Congrès de dermatologie de Copenhague
Tatouage : l'appel des dermatologues pour renforcer le contrôle des encres
Des dermatologues appellent à un meilleur contrôle des encres de tatouages, susceptibles de provoquer des infections de la peau.
Plus populaire que jamais, le tatouage ne semble pas faire l’unanimité au Congrès européen de dermatologie et vénérologie qui se tient en ce moment à Copenhague. Non que les dermatologues aient à redire sur la pratique elle-même, d’ailleurs ancestrale (voir encadré), mais l’innocuité des encres semble les laisser sceptique.
« Il faut établir une liste des pigments et des ingrédients sûrs d’emploi », réclame Christa De Cuyper, dermatologue belge spécialiste des modifications corporelles. « Il faut une norme européenne pour protéger les consommateurs ! », ajoute-t-elle, glissant au passage que 20 % des tatoués finissent par regretter leur choix après coup.
Le tatouage est réalisé par injection d’une ou plusieurs encres sous la peau, entre l’épiderme et le derme. Or, l’épiderme est notre première barrière immunitaire, et la plus efficace. Toute pénétration de la peau présente un risque d’infection, par des bactéries ou des virus comme celui de l’hépatite B.
Depuis 2008, la législation européenne encadre la réalisation des tatouages, justement pour éviter les problèmes de ce genre. La peau doit être désinfectée avant et après l’opération, les aiguilles stérilisées, les encres ne contenir aucune substance toxique. Mais pour Christa De Cuyper, les contrôles sur les encres sont encore trop laxistes.
Des encres contaminées
« Le marché n’est pas bien contrôlé. Certains pigments utilisés dans les encres ne font pas partie des produits autorisés par le Comité scientifiques des produits de consommation [l’instance européenne de contrôle des produits de la vie courante]. Qui plus est, des produits de mauvaise qualité peuvent être achetés sur internet en toute illégalité », déplore-t-elle.

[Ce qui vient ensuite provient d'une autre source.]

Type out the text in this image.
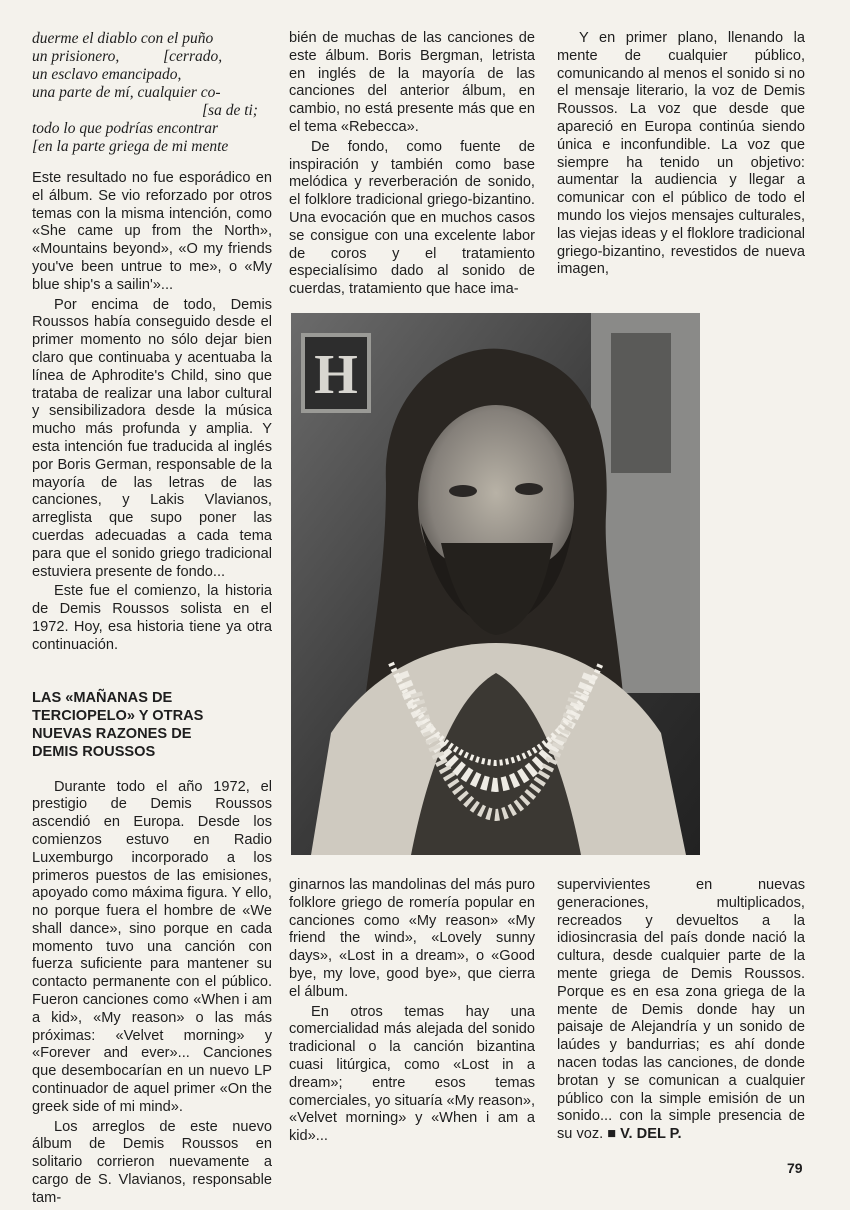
duerme el diablo con el puño
un prisionero,	[cerrado,
un esclavo emancipado,
una parte de mí, cualquier co-
[sa de ti;
todo lo que podrías encontrar
[en la parte griega de mi mente

Este resultado no fue esporádico en el álbum. Se vio reforzado por otros temas con la misma intención, como «She came up from the North», «Mountains beyond», «O my friends you've been untrue to me», o «My blue ship's a sailin'»...

Por encima de todo, Demis Roussos había conseguido desde el primer momento no sólo dejar bien claro que continuaba y acentuaba la línea de Aphrodite's Child, sino que trataba de realizar una labor cultural y sensibilizadora desde la música mucho más profunda y amplia. Y esta intención fue traducida al inglés por Boris German, responsable de la mayoría de las letras de las canciones, y Lakis Vlavianos, arreglista que supo poner las cuerdas adecuadas a cada tema para que el sonido griego tradicional estuviera presente de fondo...

Este fue el comienzo, la historia de Demis Roussos solista en el 1972. Hoy, esa historia tiene ya otra continuación.

LAS «MAÑANAS DE TERCIOPELO» Y OTRAS NUEVAS RAZONES DE DEMIS ROUSSOS

Durante todo el año 1972, el prestigio de Demis Roussos ascendió en Europa. Desde los comienzos estuvo en Radio Luxemburgo incorporado a los primeros puestos de las emisiones, apoyado como máxima figura. Y ello, no porque fuera el hombre de «We shall dance», sino porque en cada momento tuvo una canción con fuerza suficiente para mantener su contacto permanente con el público. Fueron canciones como «When i am a kid», «My reason» o las más próximas: «Velvet morning» y «Forever and ever»... Canciones que desembocarían en un nuevo LP continuador de aquel primer «On the greek side of mi mind».

Los arreglos de este nuevo álbum de Demis Roussos en solitario corrieron nuevamente a cargo de S. Vlavianos, responsable tam-

bién de muchas de las canciones de este álbum. Boris Bergman, letrista en inglés de la mayoría de las canciones del anterior álbum, en cambio, no está presente más que en el tema «Rebecca».

De fondo, como fuente de inspiración y también como base melódica y reverberación de sonido, el folklore tradicional griego-bizantino. Una evocación que en muchos casos se consigue con una excelente labor de coros y el tratamiento especialísimo dado al sonido de cuerdas, tratamiento que hace ima-

Y en primer plano, llenando la mente de cualquier público, comunicando al menos el sonido si no el mensaje literario, la voz de Demis Roussos. La voz que desde que apareció en Europa continúa siendo única e inconfundible. La voz que siempre ha tenido un objetivo: aumentar la audiencia y llegar a comunicar con el público de todo el mundo los viejos mensajes culturales, las viejas ideas y el floklore tradicional griego-bizantino, revestidos de nueva imagen,

H

ginarnos las mandolinas del más puro folklore griego de romería popular en canciones como «My reason» «My friend the wind», «Lovely sunny days», «Lost in a dream», o «Good bye, my love, good bye», que cierra el álbum.

En otros temas hay una comercialidad más alejada del sonido tradicional o la canción bizantina cuasi litúrgica, como «Lost in a dream»; entre esos temas comerciales, yo situaría «My reason», «Velvet morning» y «When i am a kid»...

supervivientes en nuevas generaciones, multiplicados, recreados y devueltos a la idiosincrasia del país donde nació la cultura, desde cualquier parte de la mente griega de Demis Roussos. Porque es en esa zona griega de la mente de Demis donde hay un paisaje de Alejandría y un sonido de laúdes y bandurrias; es ahí donde nacen todas las canciones, de donde brotan y se comunican a cualquier público con la simple emisión de un sonido... con la simple presencia de su voz. ■ V. DEL P.

79
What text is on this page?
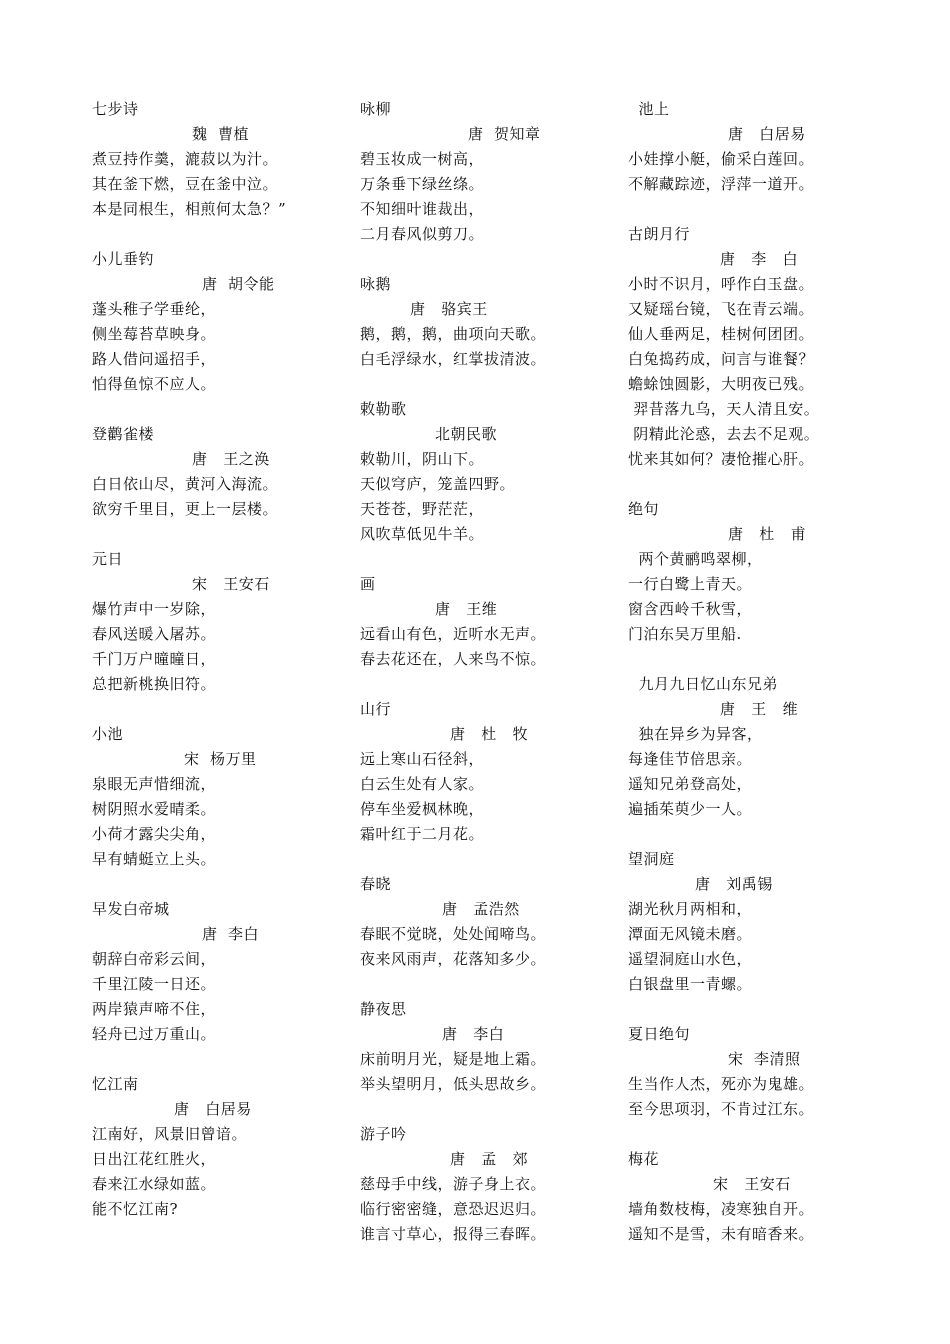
七步诗
魏  曹植
煮豆持作羹，漉菽以为汁。
其在釜下燃，豆在釜中泣。
本是同根生，相煎何太急？”
小儿垂钓
唐  胡令能
蓬头稚子学垂纶，
侧坐莓苔草映身。
路人借问遥招手，
怕得鱼惊不应人。
登鹳雀楼
唐   王之涣
白日依山尽，黄河入海流。
欲穷千里目，更上一层楼。
元日
宋   王安石
爆竹声中一岁除，
春风送暖入屠苏。
千门万户曈曈日，
总把新桃换旧符。
小池
宋  杨万里
泉眼无声惜细流，
树阴照水爱晴柔。
小荷才露尖尖角，
早有蜻蜓立上头。
早发白帝城
唐  李白
朝辞白帝彩云间，
千里江陵一日还。
两岸猿声啼不住，
轻舟已过万重山。
忆江南
唐   白居易
江南好，风景旧曾谙。
日出江花红胜火，
春来江水绿如蓝。
能不忆江南?
咏柳
唐  贺知章
碧玉妆成一树高，
万条垂下绿丝绦。
不知细叶谁裁出，
二月春风似剪刀。
咏鹅
唐   骆宾王
鹅，鹅，鹅，曲项向天歌。
白毛浮绿水，红掌拔清波。
敕勒歌
北朝民歌
敕勒川，阴山下。
天似穹庐，笼盖四野。
天苍苍，野茫茫，
风吹草低见牛羊。
画
唐   王维
远看山有色，近听水无声。
春去花还在，人来鸟不惊。
山行
唐   杜   牧
远上寒山石径斜，
白云生处有人家。
停车坐爱枫林晚，
霜叶红于二月花。
春晓
唐   孟浩然
春眠不觉晓，处处闻啼鸟。
夜来风雨声，花落知多少。
静夜思
唐   李白
床前明月光，疑是地上霜。
举头望明月，低头思故乡。
游子吟
唐   孟   郊
慈母手中线，游子身上衣。
临行密密缝，意恐迟迟归。
谁言寸草心，报得三春晖。
池上
唐   白居易
小娃撑小艇，偷采白莲回。
不解藏踪迹，浮萍一道开。
古朗月行
唐   李   白
小时不识月，呼作白玉盘。
又疑瑶台镜，飞在青云端。
仙人垂两足，桂树何团团。
白兔捣药成，问言与谁餐？
蟾蜍蚀圆影，大明夜已残。
羿昔落九乌，天人清且安。
阴精此沦惑，去去不足观。
忧来其如何？凄怆摧心肝。
绝句
唐   杜   甫
两个黄鹂鸣翠柳，
一行白鹭上青天。
窗含西岭千秋雪，
门泊东吴万里船.
九月九日忆山东兄弟
唐   王   维
独在异乡为异客，
每逢佳节倍思亲。
遥知兄弟登高处，
遍插茱萸少一人。
望洞庭
唐   刘禹锡
湖光秋月两相和，
潭面无风镜未磨。
遥望洞庭山水色，
白银盘里一青螺。
夏日绝句
宋  李清照
生当作人杰，死亦为鬼雄。
至今思项羽，不肯过江东。
梅花
宋   王安石
墙角数枝梅，凌寒独自开。
遥知不是雪，未有暗香来。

En 2013, des chercheurs danois ont étudié la composition de 58 encres de tatouage classiques, achetées sur internet à 13 fournisseurs américains ou européens. Il s’est avéré qu’un flacon sur dix contenait des bactéries pathogènes. D’où leur conclusion, sans appel : la législation européenne n’est pas respectée dans les faits.
Des complications fréquentes ?
Des cas d’allergie et d’infections de la peau, avec formation d’excroissance ou inflammations purulentes, ont été rapportés en lien avec la pratique du tatouage. Mais quant à leur fréquence des infections, les données sont rares, admettent les auteurs. Une étude allemande de 2007 réalisée sur 234 patients évoque le chiffre de 2 % de complications.
Une étude américaine de 2015 mentionne quant à elle 10 % de réactions indésirables. « Les encres de tatouage devraient se conformer aux mêmes règles que les produits cosmétiques », conclut Christa De Cuyper, réitérant son appel à plus de contrôle.
La pratique des modifications corporelles, du tatouage en particulier, est immémoriale. En 1991, des randonneurs ont découvert un homme congelé depuis 7000 ans dans les Alpes tyroliennes. Surnommé Ötzi, il portait sur la peau de courtes lignes tatouées… à la poussière de charbon. Les archéologues débattent encore pour savoir si elles avaient une fonction décorative ou thérapeutique. On a aussi retrouvé des momies tatouées en Egypte (2000 av. J.-C.) et en Chine (IIe millénaire av. J.-C.).